A bifurcation analysis of an open loop internal combustion engine

The process of engine mapping in the automotive industry identifies steady-state engine responses by running an engine at a given operating point (speed and load) until its output has settled. While the time simulating this process with a computational model for one set of parameters is relatively short, the cumulative time to map all possible combinations becomes computationally inefficient. This work presents an alternative method for mapping out the steady-state response of an engine in simulation by applying bifurcation theory. The bifurcation approach used in this work allows the engine's steady-state response to be traced through the model's state-parameter space under the simultaneous variation of one or more model parameters.

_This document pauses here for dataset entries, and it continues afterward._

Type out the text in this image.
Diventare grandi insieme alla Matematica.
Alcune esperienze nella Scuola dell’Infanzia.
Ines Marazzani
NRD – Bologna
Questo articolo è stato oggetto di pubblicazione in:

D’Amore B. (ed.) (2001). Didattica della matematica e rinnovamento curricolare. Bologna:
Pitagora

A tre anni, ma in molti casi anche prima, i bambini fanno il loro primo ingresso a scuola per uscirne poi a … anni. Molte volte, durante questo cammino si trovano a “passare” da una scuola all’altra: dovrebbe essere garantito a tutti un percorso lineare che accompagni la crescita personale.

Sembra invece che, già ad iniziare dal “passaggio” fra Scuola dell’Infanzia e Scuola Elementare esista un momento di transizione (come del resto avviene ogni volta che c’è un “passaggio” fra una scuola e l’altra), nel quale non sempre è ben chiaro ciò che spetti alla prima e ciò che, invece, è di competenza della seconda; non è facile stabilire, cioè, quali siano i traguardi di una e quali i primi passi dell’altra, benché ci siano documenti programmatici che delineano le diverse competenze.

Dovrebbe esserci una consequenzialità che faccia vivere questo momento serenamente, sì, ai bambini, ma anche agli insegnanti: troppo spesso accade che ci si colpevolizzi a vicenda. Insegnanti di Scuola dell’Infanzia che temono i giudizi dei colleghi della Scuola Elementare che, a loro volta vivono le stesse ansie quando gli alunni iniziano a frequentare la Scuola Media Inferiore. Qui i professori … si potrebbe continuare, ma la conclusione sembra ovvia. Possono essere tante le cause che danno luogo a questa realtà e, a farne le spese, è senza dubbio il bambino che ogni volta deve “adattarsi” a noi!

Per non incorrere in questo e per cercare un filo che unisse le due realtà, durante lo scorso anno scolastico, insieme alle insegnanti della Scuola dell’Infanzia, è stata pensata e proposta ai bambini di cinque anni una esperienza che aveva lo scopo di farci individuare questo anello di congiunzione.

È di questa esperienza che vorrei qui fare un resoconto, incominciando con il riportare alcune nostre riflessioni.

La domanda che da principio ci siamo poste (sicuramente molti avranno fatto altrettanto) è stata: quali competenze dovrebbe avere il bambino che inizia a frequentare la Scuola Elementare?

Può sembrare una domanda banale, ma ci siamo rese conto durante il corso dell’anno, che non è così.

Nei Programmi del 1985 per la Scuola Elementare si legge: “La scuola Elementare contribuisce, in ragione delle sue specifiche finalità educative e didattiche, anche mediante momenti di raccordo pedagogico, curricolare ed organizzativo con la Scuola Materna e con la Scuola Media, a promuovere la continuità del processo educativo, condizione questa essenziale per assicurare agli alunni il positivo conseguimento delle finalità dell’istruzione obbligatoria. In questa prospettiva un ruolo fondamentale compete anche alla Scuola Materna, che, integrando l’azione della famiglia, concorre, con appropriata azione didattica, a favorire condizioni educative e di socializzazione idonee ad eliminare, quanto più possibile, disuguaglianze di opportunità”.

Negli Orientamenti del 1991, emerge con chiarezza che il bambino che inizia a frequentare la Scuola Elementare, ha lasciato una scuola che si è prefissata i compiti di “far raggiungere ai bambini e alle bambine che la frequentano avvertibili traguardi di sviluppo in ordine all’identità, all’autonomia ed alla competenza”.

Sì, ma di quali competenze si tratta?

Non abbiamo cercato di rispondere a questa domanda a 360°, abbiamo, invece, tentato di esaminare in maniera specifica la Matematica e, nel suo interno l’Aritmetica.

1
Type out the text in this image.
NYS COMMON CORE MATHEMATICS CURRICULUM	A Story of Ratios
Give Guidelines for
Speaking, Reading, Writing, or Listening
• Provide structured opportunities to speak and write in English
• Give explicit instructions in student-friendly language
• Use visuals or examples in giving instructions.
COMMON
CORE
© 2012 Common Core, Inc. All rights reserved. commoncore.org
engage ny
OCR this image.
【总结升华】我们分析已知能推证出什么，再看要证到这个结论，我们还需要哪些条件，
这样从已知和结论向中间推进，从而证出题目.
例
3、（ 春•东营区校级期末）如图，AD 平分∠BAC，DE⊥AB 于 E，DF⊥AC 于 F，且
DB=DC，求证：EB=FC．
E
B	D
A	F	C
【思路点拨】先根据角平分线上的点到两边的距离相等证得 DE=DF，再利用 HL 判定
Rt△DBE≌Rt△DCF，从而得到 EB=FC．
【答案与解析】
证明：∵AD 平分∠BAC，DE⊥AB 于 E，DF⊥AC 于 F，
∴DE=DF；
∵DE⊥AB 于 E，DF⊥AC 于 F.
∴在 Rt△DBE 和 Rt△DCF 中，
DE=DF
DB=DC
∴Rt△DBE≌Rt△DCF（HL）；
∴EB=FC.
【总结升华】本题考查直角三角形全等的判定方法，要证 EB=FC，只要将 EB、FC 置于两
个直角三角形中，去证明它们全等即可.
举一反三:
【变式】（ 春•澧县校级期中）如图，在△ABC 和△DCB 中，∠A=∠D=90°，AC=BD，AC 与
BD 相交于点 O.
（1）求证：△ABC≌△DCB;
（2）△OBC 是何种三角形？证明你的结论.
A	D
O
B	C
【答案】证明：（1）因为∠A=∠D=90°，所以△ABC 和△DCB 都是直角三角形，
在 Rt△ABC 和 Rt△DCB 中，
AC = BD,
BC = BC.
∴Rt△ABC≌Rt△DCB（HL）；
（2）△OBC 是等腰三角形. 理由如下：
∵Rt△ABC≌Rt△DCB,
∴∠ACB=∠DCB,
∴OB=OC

To demonstrate this approach, a bifurcation analysis of a simplified nonlinear engine model is presented. Using "throttle position" and "desired load torque signal", the engine's dynamic response is classified into distinct regions bounded by bifurcation points. These bifurcations are shown to correspond to key physical properties of the open-loop system: fold bifurcations correspond to the minimum throttle angle required for a steady-state engine response; Hopf bifurcations bound a region where self-sustaining oscillations occur. The techniques used in this case study demonstrate the efficiency a bifurcation approach has at highlighting different regions of dynamic behavior in the engine's state-parameter space. Such an approach could speed up the mapping process and enhance the automotive engineer's understanding of an engine's underlying dynamic behavior. The information obtained from the bifurcation analysis could also be used to inform the design of future engine control strategies.